To examine this hypothesis, we designed a binary classification task in which ENFJ is contrasted against five MBTI types presumed to be relatively dissimilar: ISTP, INTP, ISFP, ISTJ, and ESTP. The experimental configuration followed the same few-shot structure as before. The ENFJ class contained only a single real training example, with 30 fixed test samples. GPT-generated ENFJ texts were added to the training set in increments of 20, up to a total of 140 samples. The data distributions for the comparison types were kept consistent with the original Kaggle dataset.
The full results of this experiment are available in the Experiment 3 tab at
https://seoyeonc.github.io/MBTI_dashboard (accessed on 10 May 2025), with key findings visualized in
Figure 6. Interestingly, the results diverged from previous patterns. For several classifiers, performance improved steadily as more GPT-generated data were added, and in some cases, the models approached AUC levels comparable to those of models trained on real data. While overall performance still fell short of the real-data baseline, the synthetic ENFJ text was nevertheless sufficient to distinguish ENFJ from markedly different personality types with reasonable accuracy.
These findings suggest that GPT-generated text is not universally ineffective. In classification settings where the decision boundary is coarse and clearly defined, such as separating ENFJ from conceptually distant types, synthetic data can still serve a functional role. In contrast, more fine-grained tasks—where subtle semantic or stylistic differences are required—appear to exceed the representational capacity of GPT-generated content.

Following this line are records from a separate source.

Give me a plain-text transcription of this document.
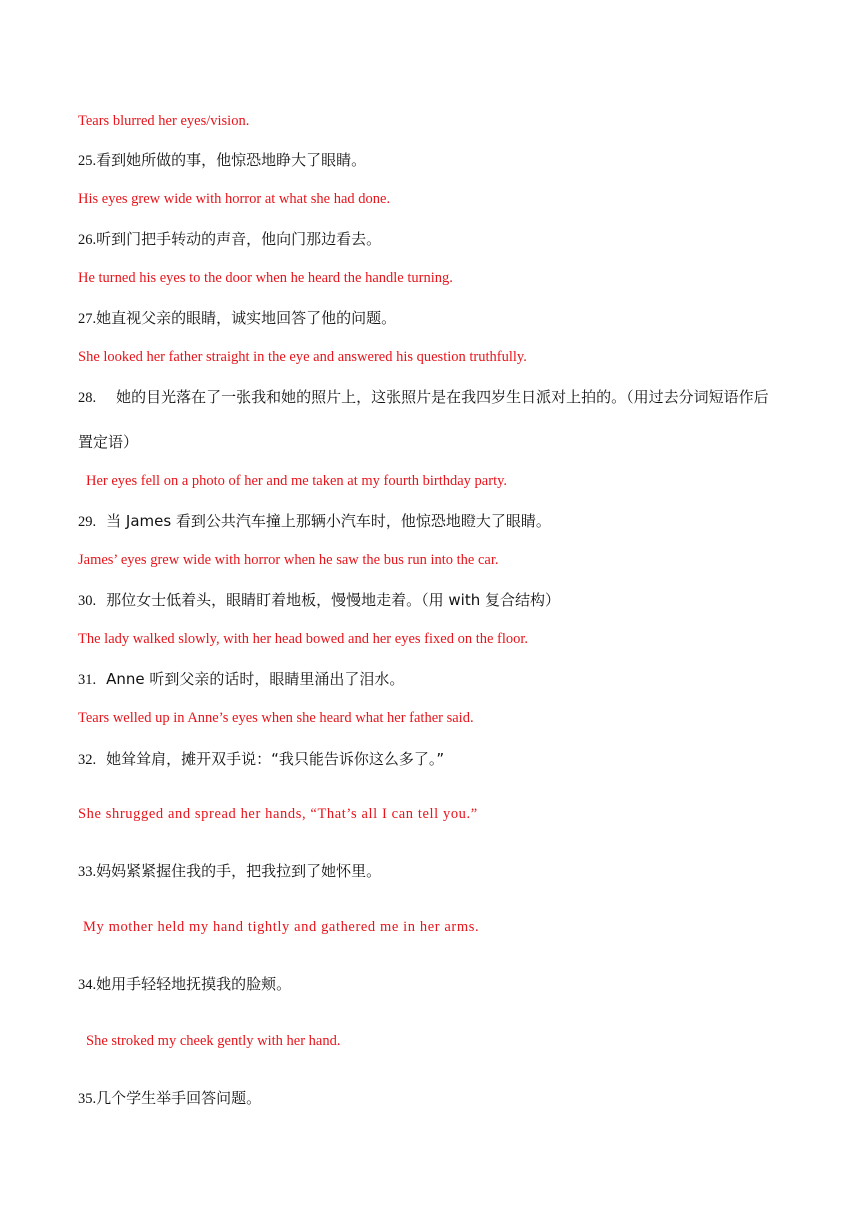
Tears blurred her eyes/vision.
25.看到她所做的事，他惊恐地睁大了眼睛。
His eyes grew wide with horror at what she had done.
26.听到门把手转动的声音，他向门那边看去。
He turned his eyes to the door when he heard the handle turning.
27.她直视父亲的眼睛，诚实地回答了他的问题。
She looked her father straight in the eye and answered his question truthfully.
28. 她的目光落在了一张我和她的照片上，这张照片是在我四岁生日派对上拍的。（用过去分词短语作后
置定语）
Her eyes fell on a photo of her and me taken at my fourth birthday party.
29. 当 James 看到公共汽车撞上那辆小汽车时，他惊恐地瞪大了眼睛。
James’ eyes grew wide with horror when he saw the bus run into the car.
30. 那位女士低着头，眼睛盯着地板，慢慢地走着。（用 with 复合结构）
The lady walked slowly, with her head bowed and her eyes fixed on the floor.
31. Anne 听到父亲的话时，眼睛里涌出了泪水。
Tears welled up in Anne’s eyes when she heard what her father said.
32. 她耸耸肩，摊开双手说：“我只能告诉你这么多了。”
She shrugged and spread her hands, “That’s all I can tell you.”
33.妈妈紧紧握住我的手，把我拉到了她怀里。
My mother held my hand tightly and gathered me in her arms.
34.她用手轻轻地抚摸我的脸颊。
She stroked my cheek gently with her hand.
35.几个学生举手回答问题。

Taken together, this experiment highlights a critical insight: the limitations of synthetic data are not absolute but conditional. GPT-generated samples may behave similarly to real data in broad categories while diverging in finer details. In this sense, the distinction lies not solely in accuracy metrics, but in the grain of information captured. This distinction calls for a more nuanced understanding of generative data—one that accounts for the structure, depth, and specificity of the information being modeled.